Family Health History Study
The Family Health History Study began in 2003 and was officially completed in January 2006, more than 1900 interviews later and with over 90% of Dunedin Multidisciplinary Health and Development Study (DMHDS) members’ parents (and some aunts and uncles) being interviewed. The purpose of this study was to find out about the health of the family members of the young people in the DMHDS. The Research Leader of this Study was Professor Terrie Moffitt .
What participation in the Study involved
A research interviewer visited the participants in their home. The interview lasted for about two hours and covered a variety of topics about the participants and their family members. These topics are listed below.
The participants were asked a range of questions about their health and the health of their family members, and covered six main topics:
1. Questions about life in general, including:
- Name, date of birth, marital status and living arrangements, e.g. whether the participant rented or owned their home, and how many people lived with them.
- Education level and jobs held.
- Retirement or plans for retirement.
- Household finances, and superannuation plans.
- Any religious or spiritual beliefs.
2. Questions about physical health, including:
- a range of possible health problems that may have been experienced, such as heart attacks, angina, strokes, high cholesterol, diabetes, asthma, allergies, arthritis, high blood pressure, cancers, dental problems and headaches.
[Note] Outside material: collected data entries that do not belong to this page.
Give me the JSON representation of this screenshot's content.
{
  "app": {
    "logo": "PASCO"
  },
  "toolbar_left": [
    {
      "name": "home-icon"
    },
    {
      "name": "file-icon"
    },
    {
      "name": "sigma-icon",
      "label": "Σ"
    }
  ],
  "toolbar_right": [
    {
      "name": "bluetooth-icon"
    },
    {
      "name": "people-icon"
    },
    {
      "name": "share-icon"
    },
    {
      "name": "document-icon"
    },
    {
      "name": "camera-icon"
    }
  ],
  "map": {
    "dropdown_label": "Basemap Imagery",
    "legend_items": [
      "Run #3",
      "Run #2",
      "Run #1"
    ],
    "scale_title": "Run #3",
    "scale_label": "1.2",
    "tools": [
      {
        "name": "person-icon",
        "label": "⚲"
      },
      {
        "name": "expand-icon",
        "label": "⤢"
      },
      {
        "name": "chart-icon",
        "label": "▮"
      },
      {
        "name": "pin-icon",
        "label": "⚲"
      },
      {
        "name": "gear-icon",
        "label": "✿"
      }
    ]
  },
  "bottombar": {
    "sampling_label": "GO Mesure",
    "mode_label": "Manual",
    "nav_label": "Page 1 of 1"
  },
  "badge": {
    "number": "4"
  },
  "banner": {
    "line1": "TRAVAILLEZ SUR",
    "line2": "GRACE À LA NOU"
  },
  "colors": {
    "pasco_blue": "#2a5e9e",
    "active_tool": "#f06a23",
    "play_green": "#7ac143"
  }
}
- Height, weight, exercise participation and smoking.
- Alcohol consumption over the lifecourse and use of illegal drugs.
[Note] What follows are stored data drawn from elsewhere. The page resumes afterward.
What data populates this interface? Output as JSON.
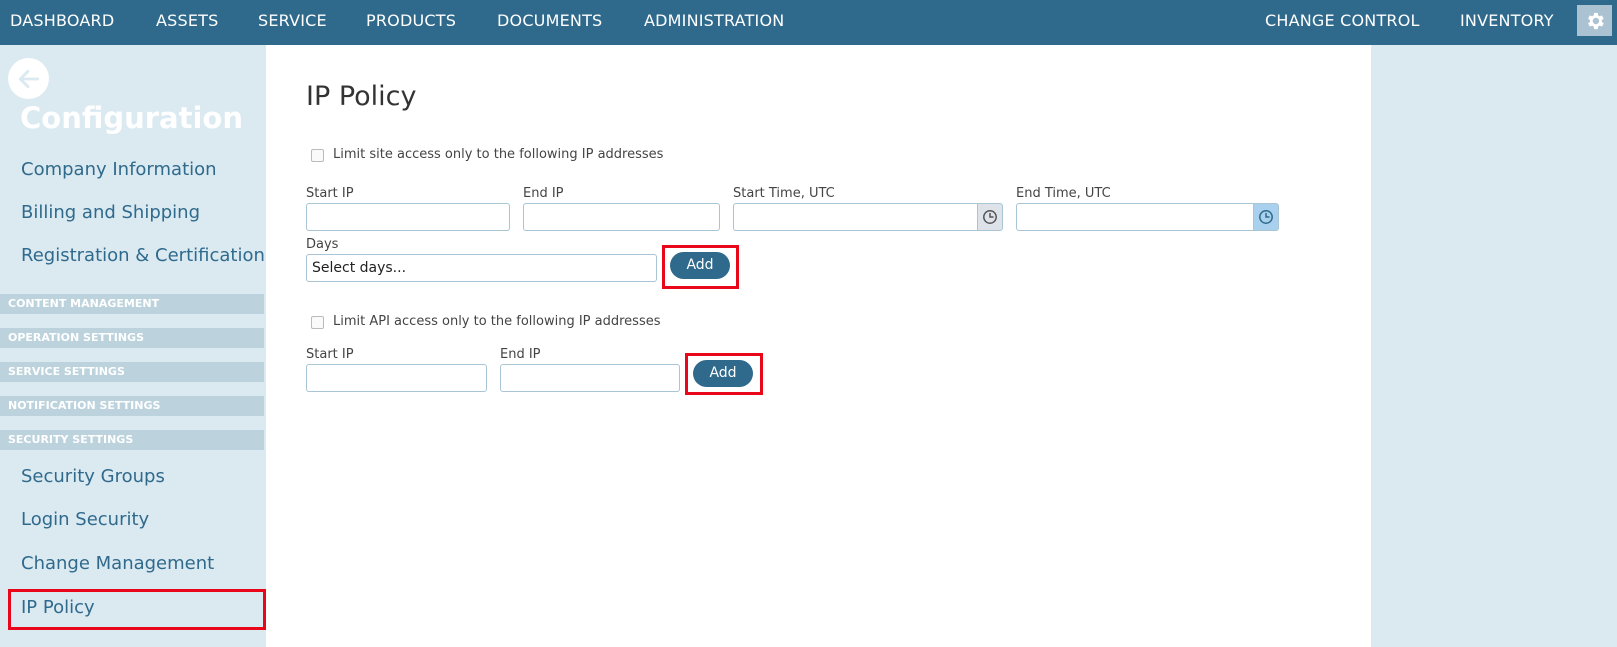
{
  "nav": {
    "items": [
      "DASHBOARD",
      "ASSETS",
      "SERVICE",
      "PRODUCTS",
      "DOCUMENTS",
      "ADMINISTRATION",
      "CHANGE CONTROL",
      "INVENTORY"
    ]
  },
  "sidebar": {
    "title": "Configuration",
    "links_top": [
      "Company Information",
      "Billing and Shipping",
      "Registration & Certification"
    ],
    "sections": [
      "CONTENT MANAGEMENT",
      "OPERATION SETTINGS",
      "SERVICE SETTINGS",
      "NOTIFICATION SETTINGS",
      "SECURITY SETTINGS"
    ],
    "links_security": [
      "Security Groups",
      "Login Security",
      "Change Management",
      "IP Policy"
    ]
  },
  "main": {
    "title": "IP Policy",
    "site": {
      "checkbox_label": "Limit site access only to the following IP addresses",
      "start_ip_label": "Start IP",
      "end_ip_label": "End IP",
      "start_time_label": "Start Time, UTC",
      "end_time_label": "End Time, UTC",
      "days_label": "Days",
      "days_placeholder": "Select days...",
      "add_label": "Add"
    },
    "api": {
      "checkbox_label": "Limit API access only to the following IP addresses",
      "start_ip_label": "Start IP",
      "end_ip_label": "End IP",
      "add_label": "Add"
    }
  },
  "colors": {
    "nav_bg": "#2f6a8c",
    "sidebar_bg": "#dbe9f1",
    "highlight": "#e8081a"
  }
}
- Women’s menopause, fertility treatment and hormone replacement therapy.
3. Questions about the physical health of family members, including the participant’s parents, children, and husband/wife.
4. Questions about emotional health during the participant’s life, and any emotional difficulties that may have been experienced, such as depression.
5. Questions about the participant’s family members’ emotional health.
6. Questions about the participant’s views on life and the people important to them, including:
- attitudes to life generally
- family members and friends who provide support
- relationship with partner or spouse
- experience of being a grandparent, or whether the participant is looking forward to becoming a grandparent.
Over 70% of participants were currently employed.
Nearly three-quarters had grand-children, with the number of grandchildren ranging from 1 to over 20!
Of the 10% who have already retired, nearly two-thirds find retirement to be “Very Satisfying’.
In terms of general health, 5% had had at least one heart attack, and one-third had been told by their Doctor that they have (or have had) High Cholesterol and High Blood Pressure. Interestingly, while over 50% had smoked at some time in their lives, only 20% smoke now.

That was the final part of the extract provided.